Accordingly, defendants Nouveau and West Gramercy's motions for summary judgment pursuant to CPLR § 3212 to dismiss plaintiff s complaint as against them will be granted. And after searching the record, plaintiffs claims as against The Moinian Group, S&S, and Allstar will also be dismissed (see generally Hahvani v Boris Kogan & Assocs., P.C., 199 A.D.3d 413 [1st Dept 2021]; Bd. of Mgrs. of 1984 Thompson St. Condominium v 184 Thompson St. Owner LLC, 106 A.D.3d 542 [1st Dept 2013]).
Since plaintiffs complaint will be dismissed, it renders his cross-motion for spoliation sanctions based on defendant's failure to produce a maintenance log moot. Nevertheless, the First Department already affirmed denial of plaintiffs motion to compel supplemental discovery (see Appellate Order 11/17/22, NYSCEF Doc No 282). The Court reasoned that
Defendants have responded to and complied with numerous discovery demands and orders throughout this seven-year litigation. Defendants have produced multiple deposition witnesses, provided all available items, including the exchange of countless maintenance/work tickets, whose entries duplicate the missing logbook, and provided Jackson affidavits that described their reasonable and diligent search for the rear elevator maintenance contract and the March 2022 logbook pertaining to the rear elevator that is the subject of plaintiff s negligence action.(Walsh v W. Gramercy As socs. LLC, 210 A.D.3d 547, 548 [1st Dept 2022]). Therefore, due to the extensive discovery provided by defendants and specifically, the work tickets that duplicate the missing logbook, plaintiffs stated reasons for spoliation sanctions are unavailing.

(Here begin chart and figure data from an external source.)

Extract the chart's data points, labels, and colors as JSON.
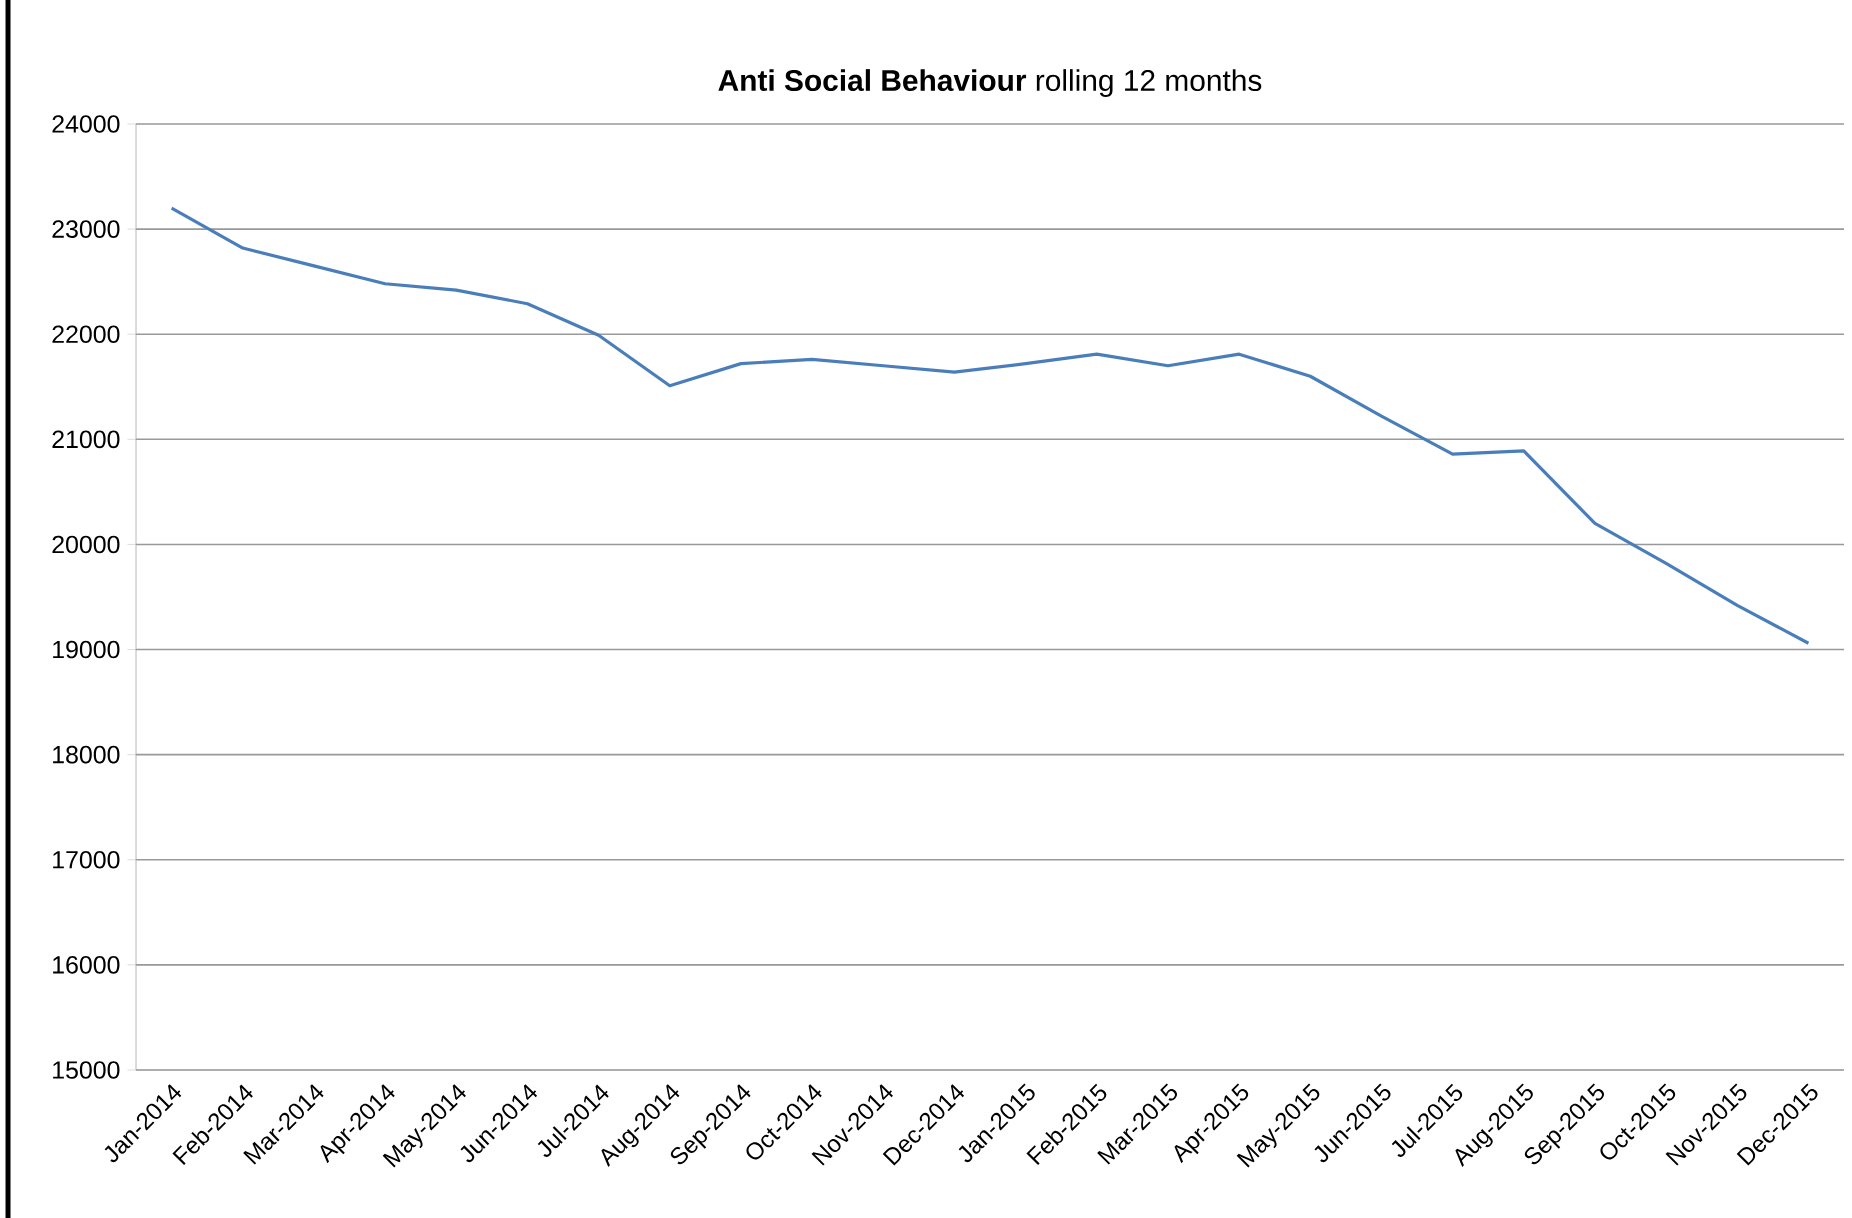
{
  "chart_data": {
    "type": "line",
    "title": "**Anti Social Behaviour** rolling 12 months",
    "categories": [
      "Jan-2014",
      "Feb-2014",
      "Mar-2014",
      "Apr-2014",
      "May-2014",
      "Jun-2014",
      "Jul-2014",
      "Aug-2014",
      "Sep-2014",
      "Oct-2014",
      "Nov-2014",
      "Dec-2014",
      "Jan-2015",
      "Feb-2015",
      "Mar-2015",
      "Apr-2015",
      "May-2015",
      "Jun-2015",
      "Jul-2015",
      "Aug-2015",
      "Sep-2015",
      "Oct-2015",
      "Nov-2015",
      "Dec-2015"
    ],
    "series": [
      {
        "color": "#4a7ebb",
        "values": [
          23200,
          22820,
          22650,
          22480,
          22420,
          22290,
          21990,
          21510,
          21720,
          21760,
          21700,
          21640,
          21720,
          21810,
          21700,
          21810,
          21600,
          21220,
          20860,
          20890,
          20200,
          19820,
          19420,
          19060
        ]
      }
    ],
    "ylim": [
      15000,
      24000
    ],
    "yticks": [
      15000,
      16000,
      17000,
      18000,
      19000,
      20000,
      21000,
      22000,
      23000,
      24000
    ],
    "grid": "y",
    "marker": "none",
    "line_style": "solid"
  }
}
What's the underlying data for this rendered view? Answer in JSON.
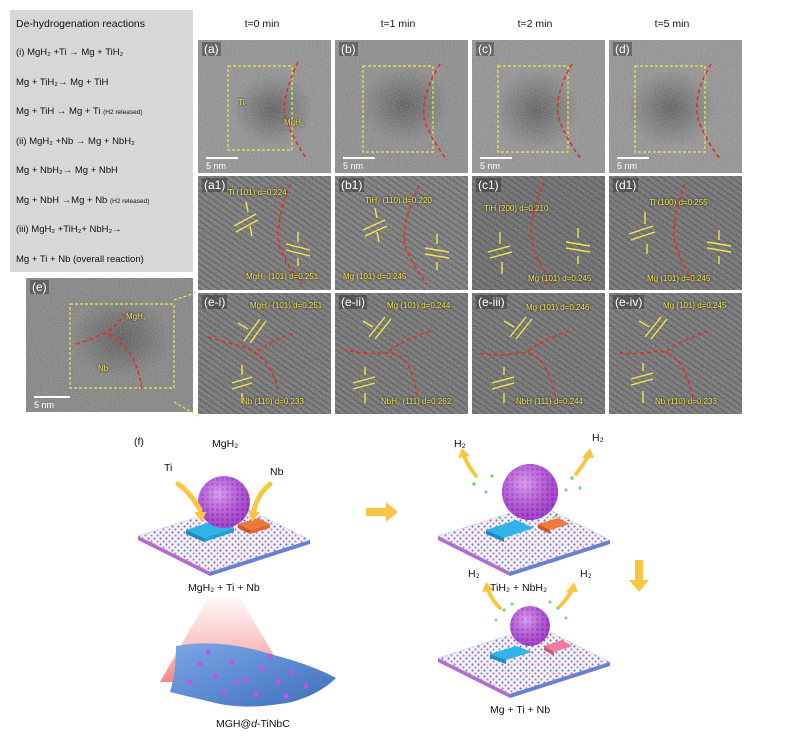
{
  "reactions": {
    "title": "De-hydrogenation reactions",
    "lines": [
      "(i) MgH₂ +Ti → Mg + TiH₂",
      "Mg + TiH₂→ Mg + TiH",
      "Mg + TiH → Mg + Ti",
      "(ii) MgH₂ +Nb → Mg + NbH₂",
      "Mg + NbH₂→ Mg + NbH",
      "Mg + NbH →Mg + Nb",
      "(iii) MgH₂ +TiH₂+ NbH₂→",
      "Mg + Ti + Nb (overall reaction)"
    ],
    "h2_released": "(H2 released)"
  },
  "times": [
    "t=0 min",
    "t=1 min",
    "t=2 min",
    "t=5 min"
  ],
  "row1": {
    "labels": [
      "(a)",
      "(b)",
      "(c)",
      "(d)"
    ],
    "ti": "Ti",
    "mgh2": "MgH₂",
    "scale": "5 nm"
  },
  "row2": {
    "labels": [
      "(a1)",
      "(b1)",
      "(c1)",
      "(d1)"
    ],
    "top": [
      "Ti (101) d=0.224",
      "TiH₂ (110) d=0.220",
      "TiH (200) d=0.210",
      "Ti (100) d=0.255"
    ],
    "bottom": [
      "MgH₂ (101) d=0.251",
      "Mg (101) d=0.245",
      "Mg (101) d=0.245",
      "Mg (101) d=0.245"
    ]
  },
  "row3": {
    "labels": [
      "(e-i)",
      "(e-ii)",
      "(e-iii)",
      "(e-iv)"
    ],
    "top": [
      "MgH₂ (101) d=0.251",
      "Mg (101) d=0.244",
      "Mg (101) d=0.246",
      "Mg (101) d=0.245"
    ],
    "bottom": [
      "Nb (110) d=0.233",
      "NbH₂ (111) d=0.262",
      "NbH (111) d=0.244",
      "Nb (110) d=0.233"
    ]
  },
  "panel_e": {
    "label": "(e)",
    "mgh2": "MgH₂",
    "nb": "Nb",
    "scale": "5 nm"
  },
  "schematic": {
    "label": "(f)",
    "mgh2_label": "MgH₂",
    "ti_label": "Ti",
    "nb_label": "Nb",
    "h2": "H₂",
    "caption1": "MgH₂ + Ti + Nb",
    "caption2": "TiH₂ + NbH₂",
    "caption3": "Mg + Ti + Nb",
    "caption4_pre": "MGH@",
    "caption4_italic": "d",
    "caption4_post": "-TiNbC"
  },
  "colors": {
    "annotation": "#f2e44a",
    "boundary": "#e0302a",
    "arrow": "#f7c744",
    "sphere": "#c353e8",
    "ti_block": "#2fb3e8",
    "nb_block": "#f0783a",
    "grid_pink": "#e46fa0",
    "grid_blue": "#5a7fd8",
    "substrate": "#5d8fd6"
  }
}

Additionally, the DOB violations of the elevator were found by DOB to be corrected (DOB Inspections, p 3, NYSCEF Doc No 368).
Defendants are also not required by law to comply with ANSI standards since it "has not been adopted by or incorporated into New York City's elevator code and ANSI itself is not a statute, ordinance or regulation. Thus, a violation thereof is not evidence of negligence" (Bradley v HWA 1290 III LLC, 157 A.D.3d 627, 633 [1st Dept 2018]).
Accordingly, plaintiffs cross-motion for spoliation sanctions will be denied.
Indemnification
Since plaintiffs claims as against all defendants will be dismissed, all cross-claims by defendants seeking indemnification and contribution from one another will be denied.
Accordingly, it is hereby
ORDERED that moving defendants Nouveau and West Gramercy's motions for summary judgment (mot seq no's 009, 010) dismissing the complaint are granted and the complaint is dismissed as against defendants West Gramercy and Nouveau; and it is further
ORDERED that, after searching the record, plaintiffs claims against defendants Josephson, LLC d/b/a The Moinian Group, S&S Equities of NY &NJ Inc, and Allstar Elevator & Escalator Inspection Agency, Inc. are dismissed; and it is further
ORDERED that plaintiffs cross-motion for spoliation sanctions is denied; and it is further
ORDERED that the Clerk shall enter judgment accordingly, together with costs and disbursements to the appearing defendants to be taxed by the Clerk upon submission of an appropriate bill of costs.